Le siège genevois du négociant de matières premières Gunvor a été perquisitionné sur mandat du Ministère public de la Confédération. Cette mesure s'inscrit dans le cadre d'une procédure pénale contre inconnu pour soupçons de corruption d'agents publics étrangers.
Révélée mardi par l'ONG Public Eye, cette information a été confirmée à Keystone-ATS par le porte-parole du Ministère public de la Confédération (MPC). La perquisition a été effectuée par l’Office fédéral de la police «dans le courant du mois de mai». La procédure étant en cours, le MPC ne donne pas plus de précisions et rappelle la présomption d'innocence.
Dans son enquête, Public Eye met en cause un contrat pétrolier «conclu au Gabon en 2024 dans des conditions opaques». L'ONG dévoile un système de paiement parallèle qui aurait été mis en place pour rémunérer des intermédiaires en Afrique.

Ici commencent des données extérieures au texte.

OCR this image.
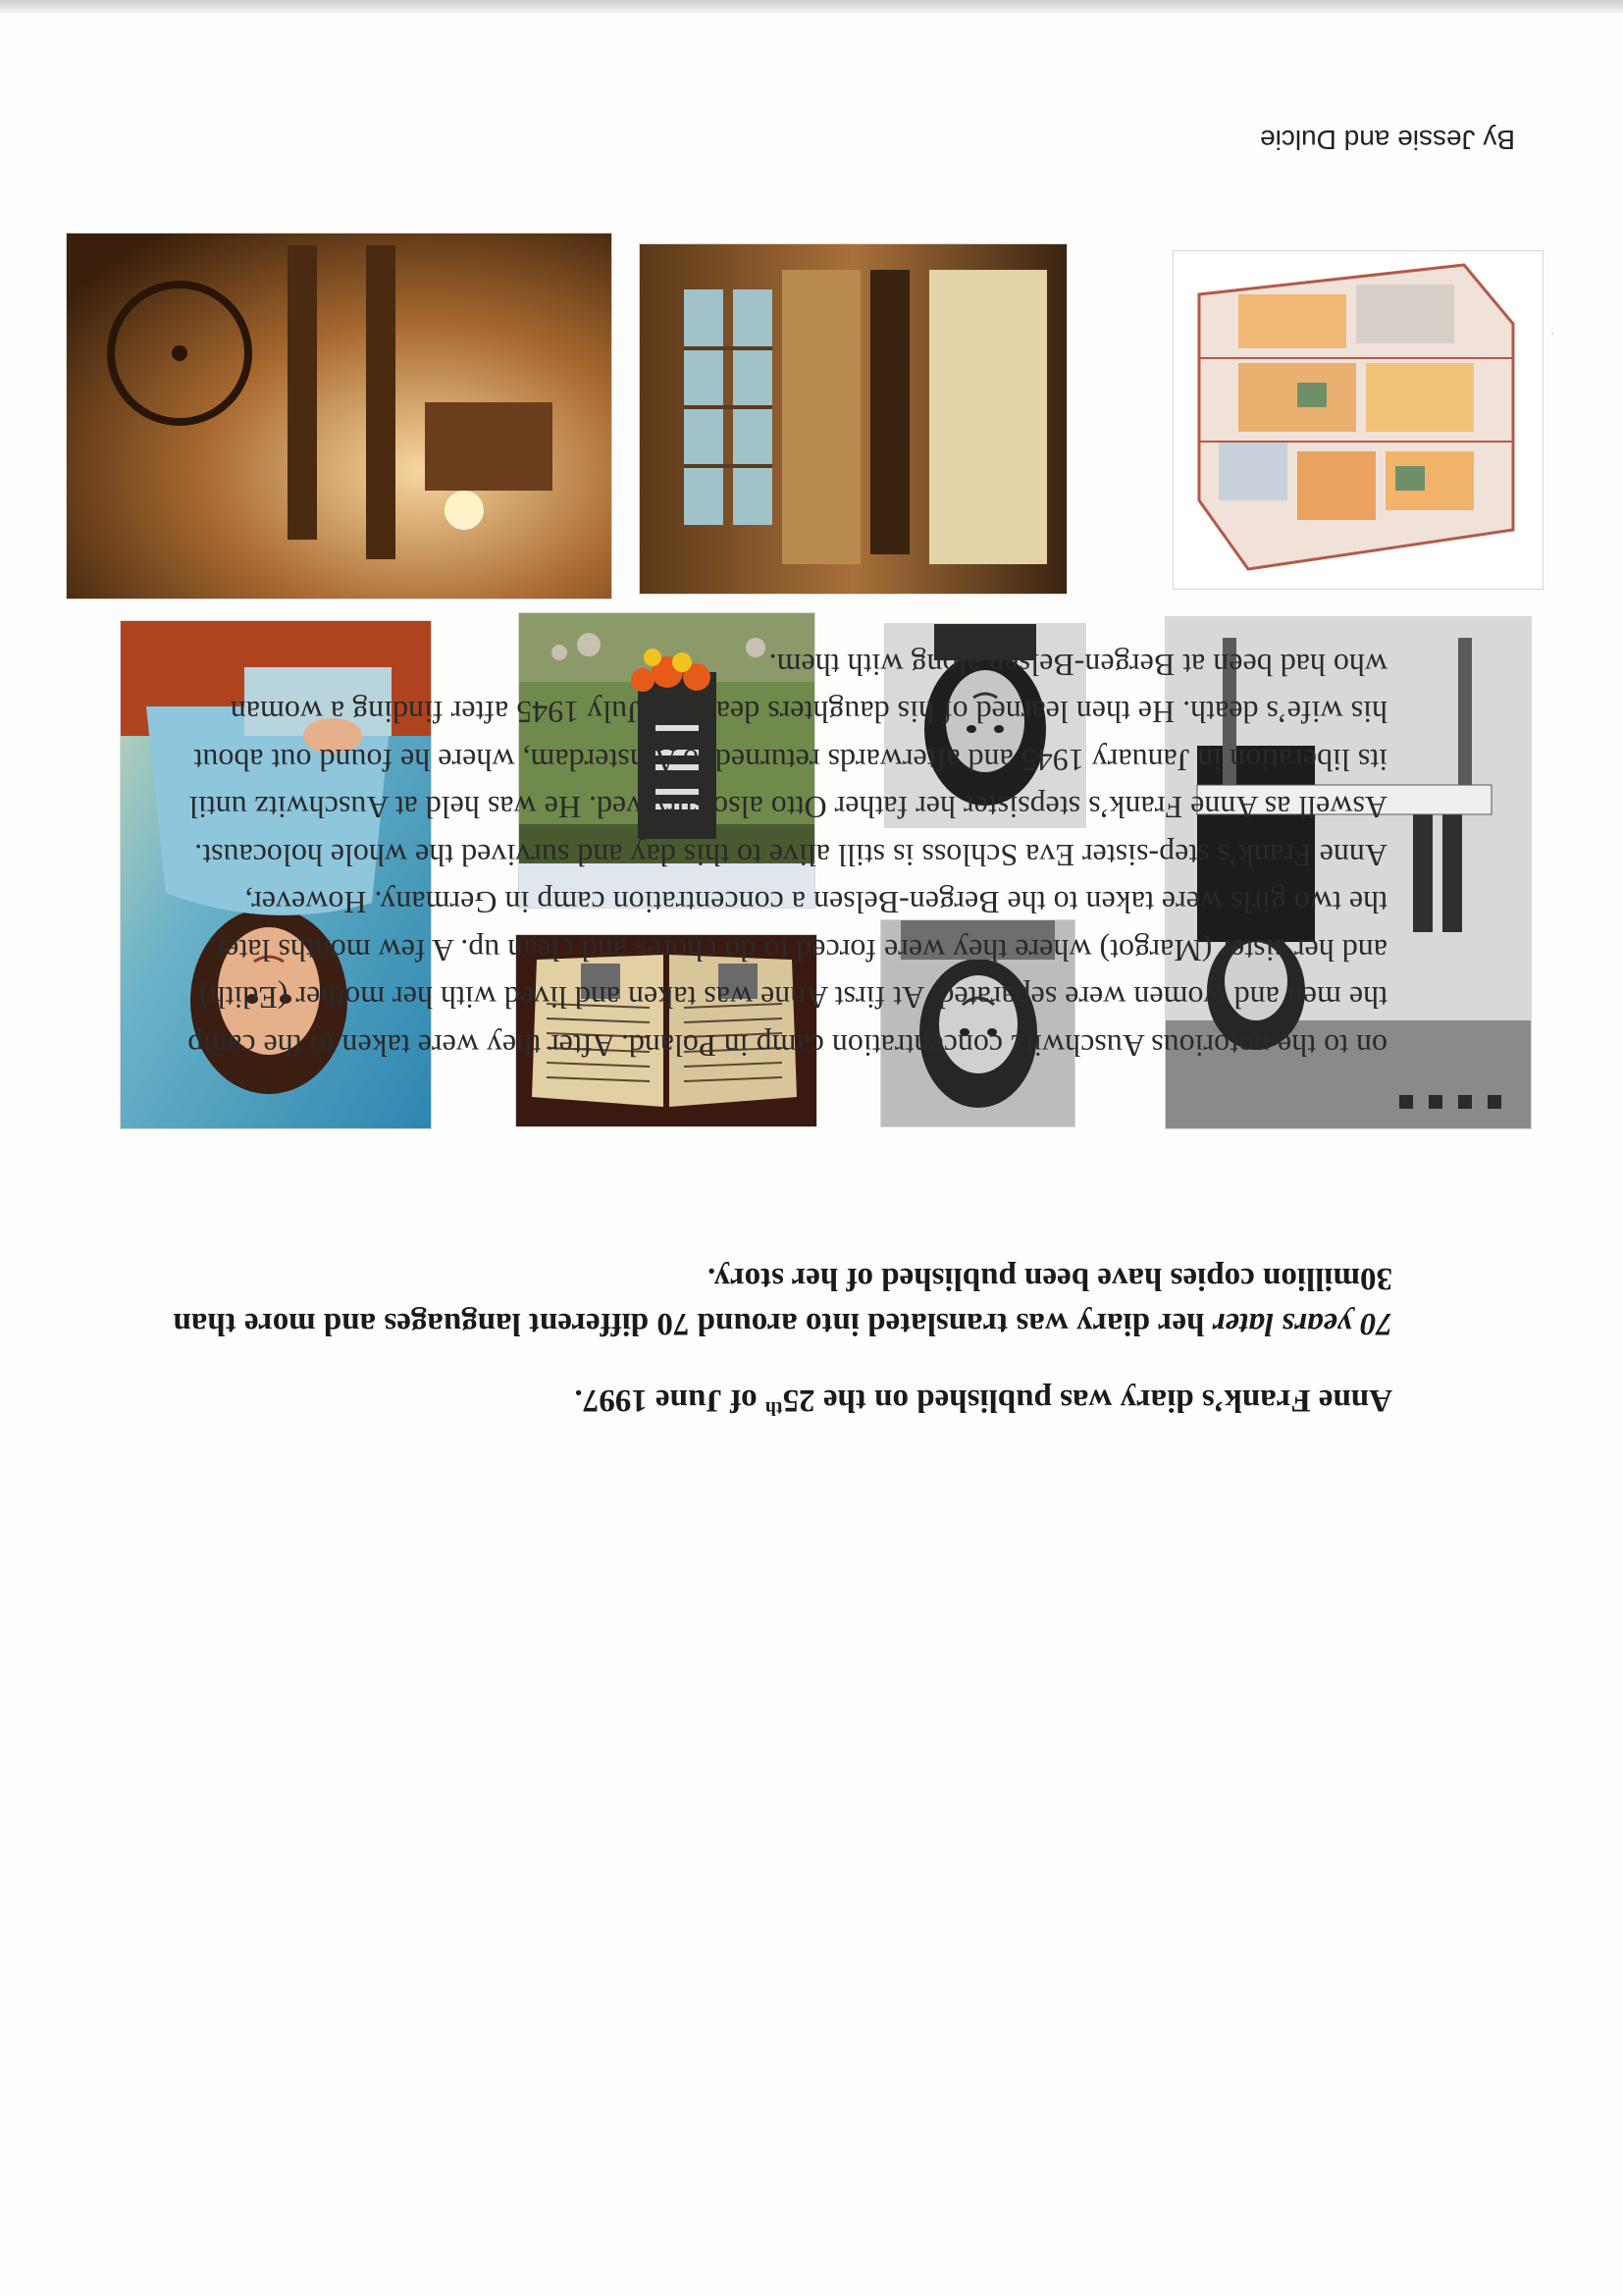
By Jessie and Dulcie

Anne Frank’s diary was published on the 25th of June 1997.

70 years later her diary was translated into around 70 different languages and more than 30million copies have been published of her story.

on to the notorious Auschwitz concentration camp in Poland. After they were taken to the camp the men and women were separated. At first Anne was taken and lived with her mother (Edith) and her sister (Margot) where they were forced to do chores and clean up. A few months later, the two girls were taken to the Bergen-Belsen a concentration camp in Germany. However, Anne Frank’s step-sister Eva Schloss is still alive to this day and survived the whole holocaust. Aswell as Anne Frank’s stepsister her father Otto also survived. He was held at Auschwitz until its liberation in January 1945 and afterwards returned to Amsterdam, where he found out about his wife’s death. He then learned of his daughters deaths in July 1945 after finding a woman who had been at Bergen-Belsen along with them.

Condamné deux fois pour corruption
Contacté par Keystone-ATS, Gunvor précise que «comme à son habitude, Public Eye exagère et déforme les informations». «Gunvor n'a jamais vu ni, ni eu connaissance d'un tel contrat». Les poursuites engagées par le MPC en Suisse visent des personnes inconnues et Gunvor n'est pas visée elle-même, souligne l'entreprise. Elle s'engage à coopérer pleinement avec les autorités chargées de l'enquête.
Gunvor a déjà été condamné deux fois en Suisse dans des affaires liées à la corruption. En 2024, l'entreprise a été condamnée par le MPC pour sa responsabilité pénale en lien avec des actes de corruption au congo et en Côte d'Ivoire. En 2019, il s'agissait de sa responsabilité pénale en lien avec des actes de corruption en Equateur.